Our team has to host and maintain a publicly-visible FTP server for the needs of our application. It's currently hosted on a Google Compute Engine VM, and the FTP server software in use is Pure-FTPd. Also, we tried FileMage.
When accessing the server through any mainstream FTP client, like FileZilla, by its public address, the server seems to work perfectly fine, being capable of ingesting/exporting large amounts of data at once without any issues.
The problem
In our pipeline, we have a spot where a big number of files are programmatically downloaded from this server, processed, and then re-exported to an adjacent directory. By the big number, I mean ~2000-8000 files ~20MB in size each going back and forth.
The programmatic FTP client we use is Apache FTPCLient.
This operation seems to complete fine in most cases but will always produce an enormous amount of "Connection timeout" errors, in a spot where the client tries to establish an FTP Control Connection on port 21. Basically, the only reason all files end up transferred is us having a very generous retry mechanism in place. The timeout we use for establishing a control connection is 60 seconds which seems to be higher than what, for example, FileZilla uses.
What could be the culprit of these connection errors?

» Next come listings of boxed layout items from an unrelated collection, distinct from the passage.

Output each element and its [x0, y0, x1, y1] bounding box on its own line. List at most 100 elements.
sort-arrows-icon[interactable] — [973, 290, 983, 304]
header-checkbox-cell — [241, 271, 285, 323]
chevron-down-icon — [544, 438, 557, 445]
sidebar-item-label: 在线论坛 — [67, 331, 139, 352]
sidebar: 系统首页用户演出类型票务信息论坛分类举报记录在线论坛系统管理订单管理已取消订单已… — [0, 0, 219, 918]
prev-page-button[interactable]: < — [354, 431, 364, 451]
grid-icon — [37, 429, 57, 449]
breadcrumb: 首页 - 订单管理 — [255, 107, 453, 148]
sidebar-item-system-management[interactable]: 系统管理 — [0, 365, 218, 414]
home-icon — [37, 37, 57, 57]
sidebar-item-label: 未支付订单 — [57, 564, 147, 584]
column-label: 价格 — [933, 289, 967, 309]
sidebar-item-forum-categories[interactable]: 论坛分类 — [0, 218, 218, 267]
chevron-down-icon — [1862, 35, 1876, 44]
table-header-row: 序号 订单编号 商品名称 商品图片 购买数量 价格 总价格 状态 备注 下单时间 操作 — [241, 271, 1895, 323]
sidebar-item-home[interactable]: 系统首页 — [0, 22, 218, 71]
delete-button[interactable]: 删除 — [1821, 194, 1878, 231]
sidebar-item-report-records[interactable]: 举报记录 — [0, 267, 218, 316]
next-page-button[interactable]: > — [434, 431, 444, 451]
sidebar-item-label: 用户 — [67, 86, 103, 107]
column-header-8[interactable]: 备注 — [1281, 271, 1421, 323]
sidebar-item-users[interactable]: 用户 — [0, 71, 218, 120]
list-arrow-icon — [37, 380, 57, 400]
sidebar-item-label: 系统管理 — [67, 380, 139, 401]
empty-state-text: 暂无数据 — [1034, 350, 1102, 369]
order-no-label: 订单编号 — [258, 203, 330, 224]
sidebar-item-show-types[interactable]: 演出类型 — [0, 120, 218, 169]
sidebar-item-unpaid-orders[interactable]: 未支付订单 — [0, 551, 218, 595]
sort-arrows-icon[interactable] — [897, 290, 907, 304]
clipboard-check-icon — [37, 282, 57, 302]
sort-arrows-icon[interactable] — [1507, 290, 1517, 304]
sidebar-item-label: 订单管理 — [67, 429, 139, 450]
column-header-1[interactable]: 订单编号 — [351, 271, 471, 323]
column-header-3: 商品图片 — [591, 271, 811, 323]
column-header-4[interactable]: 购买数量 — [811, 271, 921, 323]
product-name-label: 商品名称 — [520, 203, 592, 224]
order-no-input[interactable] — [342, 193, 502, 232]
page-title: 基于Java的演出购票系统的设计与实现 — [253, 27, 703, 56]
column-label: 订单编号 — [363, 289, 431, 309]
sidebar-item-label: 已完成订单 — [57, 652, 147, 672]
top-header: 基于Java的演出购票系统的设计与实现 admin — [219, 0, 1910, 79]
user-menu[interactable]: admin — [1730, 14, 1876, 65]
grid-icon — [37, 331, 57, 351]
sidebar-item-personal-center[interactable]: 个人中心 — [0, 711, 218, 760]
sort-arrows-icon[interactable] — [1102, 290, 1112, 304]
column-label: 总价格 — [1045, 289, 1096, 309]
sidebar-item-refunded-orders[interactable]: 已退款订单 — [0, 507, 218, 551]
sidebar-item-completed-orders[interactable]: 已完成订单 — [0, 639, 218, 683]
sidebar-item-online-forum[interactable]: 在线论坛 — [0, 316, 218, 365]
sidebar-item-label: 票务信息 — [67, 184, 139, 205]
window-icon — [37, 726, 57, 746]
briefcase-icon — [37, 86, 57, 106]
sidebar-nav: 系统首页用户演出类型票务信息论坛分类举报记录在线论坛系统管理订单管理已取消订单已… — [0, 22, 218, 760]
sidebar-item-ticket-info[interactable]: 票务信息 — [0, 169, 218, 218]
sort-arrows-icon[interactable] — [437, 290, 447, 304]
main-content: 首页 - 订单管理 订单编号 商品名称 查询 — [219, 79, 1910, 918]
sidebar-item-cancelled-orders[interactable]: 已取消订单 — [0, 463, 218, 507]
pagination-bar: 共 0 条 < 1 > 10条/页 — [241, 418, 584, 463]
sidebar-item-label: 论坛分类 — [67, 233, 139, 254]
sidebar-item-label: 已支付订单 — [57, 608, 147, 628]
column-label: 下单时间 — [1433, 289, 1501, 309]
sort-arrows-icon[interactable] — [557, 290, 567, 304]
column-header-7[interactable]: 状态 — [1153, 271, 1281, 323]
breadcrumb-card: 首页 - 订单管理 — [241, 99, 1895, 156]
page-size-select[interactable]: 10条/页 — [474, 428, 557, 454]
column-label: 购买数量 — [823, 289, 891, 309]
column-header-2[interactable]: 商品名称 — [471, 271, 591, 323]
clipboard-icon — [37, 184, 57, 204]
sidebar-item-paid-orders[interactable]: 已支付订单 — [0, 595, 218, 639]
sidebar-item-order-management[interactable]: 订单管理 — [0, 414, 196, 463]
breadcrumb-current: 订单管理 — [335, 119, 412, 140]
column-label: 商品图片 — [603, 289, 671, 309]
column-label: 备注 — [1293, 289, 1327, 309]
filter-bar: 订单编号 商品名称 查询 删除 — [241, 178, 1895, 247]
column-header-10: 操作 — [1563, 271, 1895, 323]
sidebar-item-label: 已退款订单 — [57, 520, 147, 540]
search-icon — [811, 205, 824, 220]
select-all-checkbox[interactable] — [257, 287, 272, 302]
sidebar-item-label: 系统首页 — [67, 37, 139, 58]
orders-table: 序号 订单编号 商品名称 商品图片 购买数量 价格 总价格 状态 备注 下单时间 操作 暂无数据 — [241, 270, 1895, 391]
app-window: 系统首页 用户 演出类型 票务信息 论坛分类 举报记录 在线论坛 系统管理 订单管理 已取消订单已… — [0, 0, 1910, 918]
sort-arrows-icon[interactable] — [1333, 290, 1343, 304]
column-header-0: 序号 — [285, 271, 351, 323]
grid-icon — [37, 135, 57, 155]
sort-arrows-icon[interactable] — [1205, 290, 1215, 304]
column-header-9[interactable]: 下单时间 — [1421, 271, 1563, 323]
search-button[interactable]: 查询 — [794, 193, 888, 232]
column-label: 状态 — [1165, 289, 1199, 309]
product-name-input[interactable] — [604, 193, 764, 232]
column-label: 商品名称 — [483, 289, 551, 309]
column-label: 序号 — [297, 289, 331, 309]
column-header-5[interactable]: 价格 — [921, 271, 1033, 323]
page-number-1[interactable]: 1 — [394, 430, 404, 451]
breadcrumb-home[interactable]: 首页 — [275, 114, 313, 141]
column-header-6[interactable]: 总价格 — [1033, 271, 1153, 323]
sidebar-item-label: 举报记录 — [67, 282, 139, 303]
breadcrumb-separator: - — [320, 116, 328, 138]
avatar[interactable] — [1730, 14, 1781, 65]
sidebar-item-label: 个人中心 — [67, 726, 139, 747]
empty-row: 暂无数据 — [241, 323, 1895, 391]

It does not seem to be a hardware issue. Neither downgrading the number of client machines nor using a "load-balanced" FTP server with 10 backend machines in work seemed to help us get rid of these errors.
We pretty much achieved a state where the server is only accessed by two threads simultaneously, with as much connection re-usage as possible, and still, the sporadic "Connection timeout" errors are there. Has anyone run into the same problem?